Another study done in 2014 confirmed these findings. It showed not only that there was no difference in fat burning across fasted vs fed athletes, but also that there was no difference in resulting body composition changes. That is, exercising in a fasted state does nothing to help you lose more body fat.
So while you may prefer fasted exercise, think twice before relying on it as a silver bullet for your athletic and/or aesthetic goals.
Hormonal considerations for women
If you are biologically male, then you may be able to get by exercising on an empty stomach, without suffering too many negative consequences. But if you are female, you may want to consider how fasted exercise could disrupt your hormonal balance.
It all starts with cortisol, the hormone that controls our stress level. Cortisol levels naturally rise upon waking, so adding high intensity exercise and fasting (which are both physical stressors) to our early morning routines causes cortisol to spike even higher at this time.
While the influences of cortisol and stress aren't gender-specific, women's bodies are much more sensitive to them. High levels of stress paired with energy deficiency causes an imbalance in the female reproductive hormones, estrogen and progesterone. These hormones are intricately synchronized with the menstrual cycle, so when they get disrupted, it can result in menstrual irregularities and damage to the reproductive system.
In case the idea of missing your period and having difficulty conceiving aren't powerful deterrents for you, consider this. Over time, menstrual dysfunction leads to the serious (and often irreversible) condition of bone loss and osteoporosis. The link between low energy availability, menstrual irregularity, and bone loss is known as the Female Athlete Triad.
How to fuel your workouts
What you decide to eat before your workout depends on how much time you have in advance to eat.
2-3 hours beforehand
When you have the luxury of eating several hours before your workout (either because you wake very early or exercise in the afternoon/evening), you have ample time to digest a substantial meal that is nutritionally complete. In this case, you should try to incorporate carbohydrates, protein, and healthy fats. Try to stick with something that is relatively easy on your stomach, rather than foods that are heavy, rich, and will weigh you down.
A few examples are avocado toast with a protein shake or grilled chicken with steamed vegetables and fruit.
15 - 30 minutes beforehand
If you're a morning workout person and usually have to rush out the door to get to the gym on time, then the focus shifts to getting fast energy with minimal digestion required. You'll want to aim for simple carbohydrates, avoiding fiber and fat. I'm a big fan of liquid energy sources for this case, as they are more readily absorbed.

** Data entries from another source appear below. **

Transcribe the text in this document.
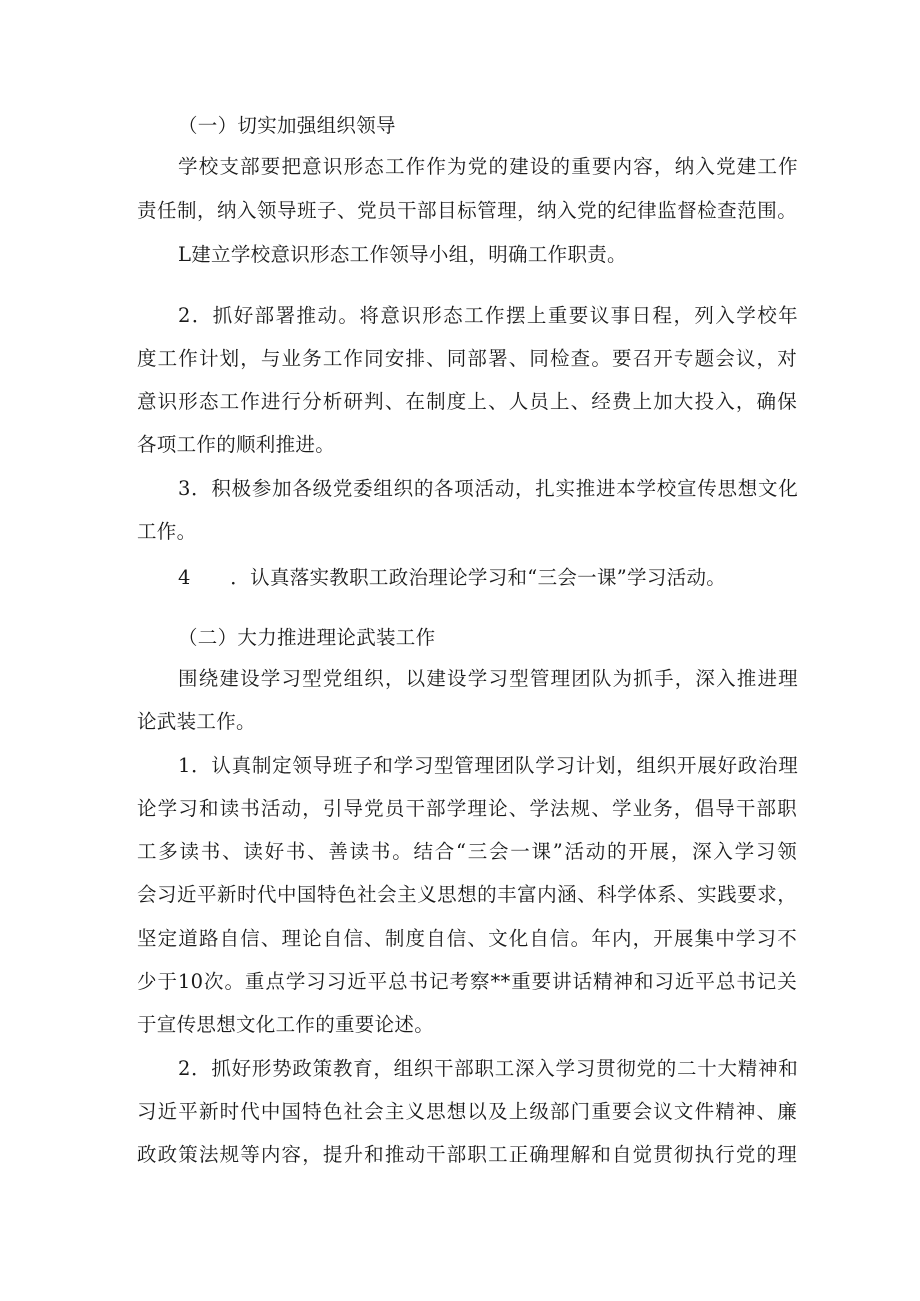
（一）切实加强组织领导
学校支部要把意识形态工作作为党的建设的重要内容，纳入党建工作
责任制，纳入领导班子、党员干部目标管理，纳入党的纪律监督检查范围。
L建立学校意识形态工作领导小组，明确工作职责。
2．抓好部署推动。将意识形态工作摆上重要议事日程，列入学校年
度工作计划，与业务工作同安排、同部署、同检查。要召开专题会议，对
意识形态工作进行分析研判、在制度上、人员上、经费上加大投入，确保
各项工作的顺利推进。
3．积极参加各级党委组织的各项活动，扎实推进本学校宣传思想文化
工作。
4　　．认真落实教职工政治理论学习和“三会一课”学习活动。
（二）大力推进理论武装工作
围绕建设学习型党组织，以建设学习型管理团队为抓手，深入推进理
论武装工作。
1．认真制定领导班子和学习型管理团队学习计划，组织开展好政治理
论学习和读书活动，引导党员干部学理论、学法规、学业务，倡导干部职
工多读书、读好书、善读书。结合“三会一课”活动的开展，深入学习领
会习近平新时代中国特色社会主义思想的丰富内涵、科学体系、实践要求，
坚定道路自信、理论自信、制度自信、文化自信。年内，开展集中学习不
少于10次。重点学习习近平总书记考察**重要讲话精神和习近平总书记关
于宣传思想文化工作的重要论述。
2．抓好形势政策教育，组织干部职工深入学习贯彻党的二十大精神和
习近平新时代中国特色社会主义思想以及上级部门重要会议文件精神、廉
政政策法规等内容，提升和推动干部职工正确理解和自觉贯彻执行党的理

Some good choices are fruit juice, sports drinks, a spoonful of honey, or even a small cookie or cracker. Remember, you just want to get a little bit of energy in your system. No need to stuff yourself.
Before I sign off here, I'd like to make clear that I'm not trying bash fasted exercise altogether. A moderate amount of fasted training can be appropriate if it's done thoughtfully, with an individual's needs and physiology in careful consideration. Everyone has a different capacity to adapt to hormonal changes. For some women, fasted training may be a non-issue, while for others, it can significantly disrupt their lives.
When it comes to fueling workouts, there's a fine balance to be struck. Ultimately, any nutritional strategy should cater to individual needs and preferences. The most important thing to prioritize is when making any change to nutrition or training is to listen to your body and be mindful of its broader impact on your overall well-being.